Softmax and Stable Softmax Review

Softmax turns logits into probabilities.

logits[2, 1, 0]softmaxprobabilitiessum = 1
Softmax turns raw logits into positive probabilities that sum to one.

For logits:

z = [z_1, z_2, z_3]

softmax computes:

p_i = exp(z_i) / sum_j exp(z_j)

The outputs are positive and sum to one.

Shift does not change softmax probabilities

If you add the same constant to every logit, the softmax probabilities stay the same.

This is why stable implementations subtract the maximum logit before exponentiating:

z_stable = z - max(z)

For:

z = [1000, 999, 998]

use:

z_stable = [0, -1, -2]

This avoids huge exponentials while preserving the probabilities.

Exercise: Stable shifted logits

Shift logits [5, 3, 1] by subtracting the maximum logit. What is the first shifted value?

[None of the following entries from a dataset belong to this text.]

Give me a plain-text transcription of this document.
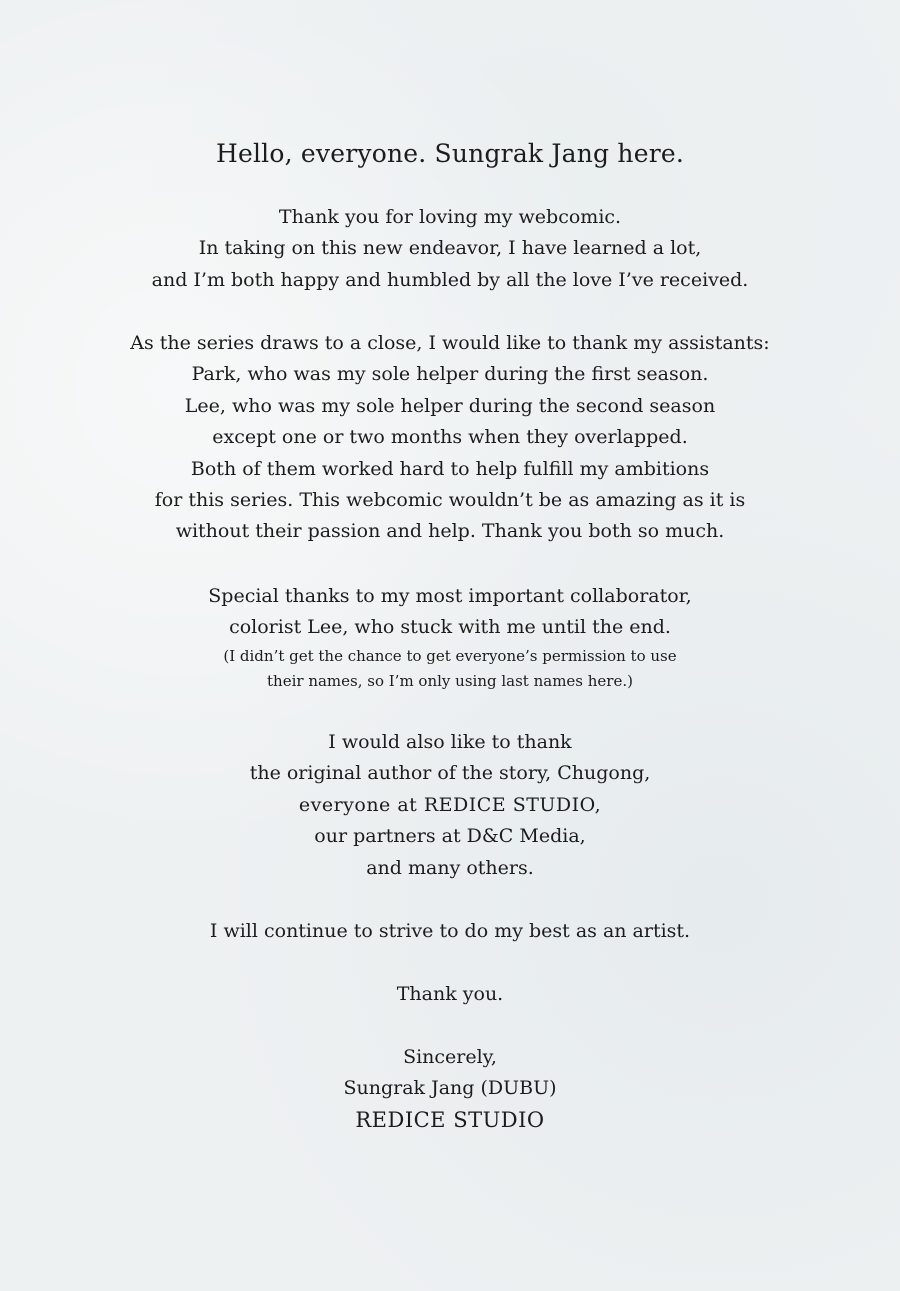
Hello, everyone. Sungrak Jang here.

Thank you for loving my webcomic.
In taking on this new endeavor, I have learned a lot,
and I’m both happy and humbled by all the love I’ve received.

As the series draws to a close, I would like to thank my assistants:
Park, who was my sole helper during the first season.
Lee, who was my sole helper during the second season
except one or two months when they overlapped.
Both of them worked hard to help fulfill my ambitions
for this series. This webcomic wouldn’t be as amazing as it is
without their passion and help. Thank you both so much.

Special thanks to my most important collaborator,
colorist Lee, who stuck with me until the end.
(I didn’t get the chance to get everyone’s permission to use
their names, so I’m only using last names here.)

I would also like to thank
the original author of the story, Chugong,
everyone at REDICE STUDIO,
our partners at D&C Media,
and many others.

I will continue to strive to do my best as an artist.

Thank you.

Sincerely,
Sungrak Jang (DUBU)
REDICE STUDIO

Compute it first, then check your number.

HintSubtract the max

The maximum logit is 5.

SolutionWork it out

The maximum is 5. The first shifted value is 5 - 5 = 0.

Exercise: Probability sum

Softmax outputs probabilities. What should their total sum be?

Compute it first, then check your number.

HintProbability vector

Softmax normalizes the positive values.

SolutionWork it out

Softmax produces a probability distribution over classes, so the probabilities sum to 1.